Ivor Williams
One definition of insanity is ‘doing the same thing over and over again and expecting a different result.’ (Supposedly an Einstein quote.)
A good example is the forthcoming 28th session (COP28) of the Conference of the Parties to the United Nations Framework Convention on Climate Change (UNFCCC). This will convene from 30 November to 12 December in the United Arab Emirates. The ‘Parties’ are UN member states plus some observers. The last one, COP27 at Sharm el Sheik in Egypt, had 12,000 delegates from over 200 countries.
There has been one every year since except for 2020. All the 27 so far have warned about the increasingly noxious state of the atmosphere and declaring that something must be done about it before it’s too late.
It all began with the May 1992 UNFCCC Convention. This comprehensive document was supposed to lay the foundation for all subsequent action to deal with climate change. In essence it said: ‘human activities have been substantially increasing the atmospheric concentration of greenhouse gases … the global nature of climate change calls for the widest possible cooperation by all countries and their participation in an effective and appropriate international response.’

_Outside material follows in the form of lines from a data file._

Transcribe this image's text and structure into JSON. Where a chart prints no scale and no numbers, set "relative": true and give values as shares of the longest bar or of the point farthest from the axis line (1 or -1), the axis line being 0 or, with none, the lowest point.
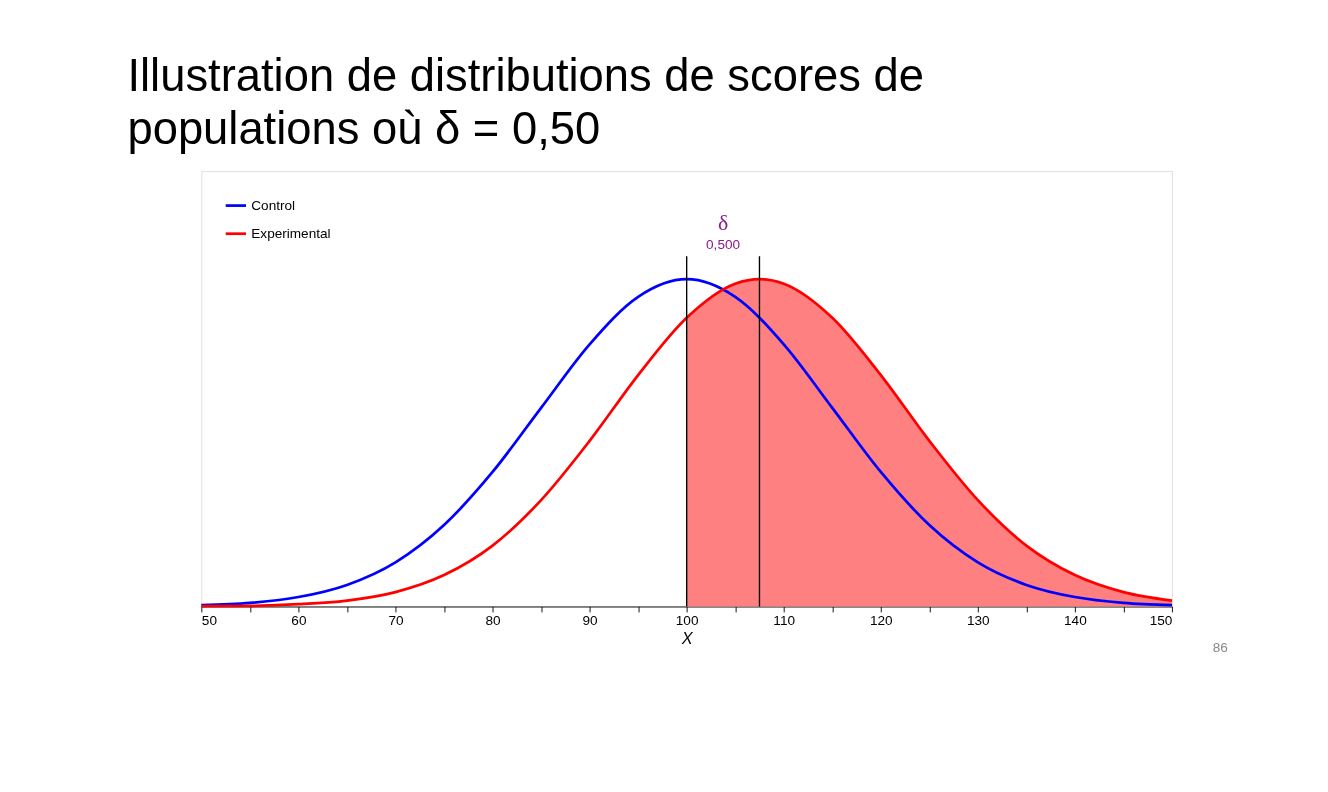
{
  "chart_data": {
    "type": "line",
    "title": "Illustration de distributions de scores de populations où δ = 0,50",
    "xlabel": "X",
    "relative": true,
    "xlim": [
      50,
      150
    ],
    "xticks": [
      50,
      {
        "value": 55,
        "label": null
      },
      60,
      {
        "value": 65,
        "label": null
      },
      70,
      {
        "value": 75,
        "label": null
      },
      80,
      {
        "value": 85,
        "label": null
      },
      90,
      {
        "value": 95,
        "label": null
      },
      100,
      {
        "value": 105,
        "label": null
      },
      110,
      {
        "value": 115,
        "label": null
      },
      120,
      {
        "value": 125,
        "label": null
      },
      130,
      {
        "value": 135,
        "label": null
      },
      140,
      {
        "value": 145,
        "label": null
      },
      150
    ],
    "series": [
      {
        "type": "area",
        "color": "#ff8080",
        "x": [
          100,
          105,
          107.5,
          110,
          115,
          120,
          125,
          130,
          135,
          140,
          145,
          150
        ],
        "values": [
          0.882,
          0.986,
          1,
          0.986,
          0.882,
          0.707,
          0.506,
          0.325,
          0.186,
          0.096,
          0.044,
          0.018
        ]
      },
      {
        "name": "Control",
        "color": "#0000ff",
        "x": [
          50,
          55,
          60,
          65,
          70,
          75,
          80,
          85,
          90,
          95,
          100,
          105,
          110,
          115,
          120,
          125,
          130,
          135,
          140,
          145,
          150
        ],
        "values": [
          0.004,
          0.011,
          0.029,
          0.066,
          0.135,
          0.249,
          0.411,
          0.607,
          0.801,
          0.946,
          1,
          0.946,
          0.801,
          0.607,
          0.411,
          0.249,
          0.135,
          0.066,
          0.029,
          0.011,
          0.004
        ]
      },
      {
        "name": "Experimental",
        "color": "#ff0000",
        "x": [
          50,
          55,
          60,
          65,
          70,
          75,
          80,
          85,
          90,
          95,
          100,
          105,
          107.5,
          110,
          115,
          120,
          125,
          130,
          135,
          140,
          145,
          150
        ],
        "values": [
          0.001,
          0.002,
          0.007,
          0.018,
          0.044,
          0.096,
          0.186,
          0.325,
          0.506,
          0.707,
          0.882,
          0.986,
          1,
          0.986,
          0.882,
          0.707,
          0.506,
          0.325,
          0.186,
          0.096,
          0.044,
          0.018
        ]
      }
    ],
    "ref_lines": [
      {
        "axis": "x",
        "value": 100,
        "color": "#000000"
      },
      {
        "axis": "x",
        "value": 107.5,
        "color": "#000000"
      }
    ],
    "annotations": [
      "δ",
      "0,500",
      "86"
    ],
    "legend": "top left",
    "grid": false
  }
}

Nothing much happened so the UN planned a series of Conferences of the Parties to the Convention. The first (COP1) in 1995 declared: ‘The Parties should protect the climate system for the benefit of present and future generations of humankind … the developed country Parties should take the lead in combating climate change.’
Ten years and ten Conferences later produced the Paris Agreement at COP21 in December 2015, ‘a legally binding international treaty on climate change.’ The 196 Parties attending agreed ‘to limit global warming to 1.5°C … greenhouse gas emissions must peak before 2025 at the latest and decline 43% by 2030 … the Agreement is a landmark in the multilateral climate change process because, for the first time, a binding agreement brings all nations together to combat climate change and adapt to its effects.’
The scale of inaction now clearly bears traces of insanity. Seven years and seven Conferences after the Paris ‘landmark’ COP27(2022) announced: ‘Parties have established their resolve to limit the global average temperature increase to 1.5°C in order to avoid the worst impacts of climate change … with cascading crises facing governments and citizens alike, global efforts risk backsliding against the scale and speed of action required … stakeholders must ensure they deliver on their promises.’
The CO2 content of the atmosphere has been measured since 1957 and has risen steadily every year. The twenty-seven Conferences have had no effect on total global emissions. Nations have realised their people’s need for electricity had to come first. The cheapest and quickest way to provide that is by way of fossil-fuelled power stations.
Leaders of nations may also have wondered at the increasingly manic shouts of: ‘global boiling’; ‘July the warmest in human civilisation’s history’; ‘oceans growing hotter … triggering global weather disasters … heat searing enough to knock out mobile phones’; ‘daily temperatures hitting a 100,000 year high’; ‘the September data shows … the planet’s temperature reached its warmest level in modern records and probably in thousands of years.’
Advisers to leaders of nations may have pointed out that we have only been measuring daily world-wide temperatures for about 140 years. NASA makes it quite clear that ‘before 1880 there just wasn’t enough data to make accurate calculations.’ The last ice age ended about 10,000 years ago; the advisors may have advised that it would therefore seem reasonable to expect that records will be broken, will continue to be broken, and may or may not have anything to do with global warming.
There has curiously been very little comment about the willingness of the UN to go on having Conferences calling for actions that don’t happen. Occasional remarks have appeared, in March 2019 for instance: ‘After 25 years of failure, we should abandon the UNFCCC … Emissions are at record levels and the international treaty designed to rein them in cannot drive action, it is time for new ideas to be explored.’
Dominic Raab, then the UK Foreign Secretary, was quoted in the Daily Telegraph for 24 October 2020: ‘We want to see a reformed UN, a UN that is ready … to address the global challenges that lie ahead.’ After the COP27 climate conference closed in Egypt, Simon Stiell, head of the UNFCCC, said he intended to review the COP process ‘to make it as effective as possible.’
Pope Francis, in his recent Laudate Deum Exhortation sums up the problem, declaring that (section 4.52): ‘the accords [of the UNFCCC] have been poorly implemented, due to lack of suitable mechanisms for oversight, periodic review and penalties in cases of noncompliance … international negotiations cannot make significant progress due to positions taken by countries which place their national interests above the global common good.’
But is it a problem? If the UN had had unlimited power and authority, would the industrialised nations have been ordered to give up their coal, oil and gas, send much of their ill-gotten treasure south and east as compensation to Africa and Asia, and shoved back a century as punishment for taking the world down the wrong path?
Perhaps we should be thankful that where climate is concerned the UN can only talk, not act.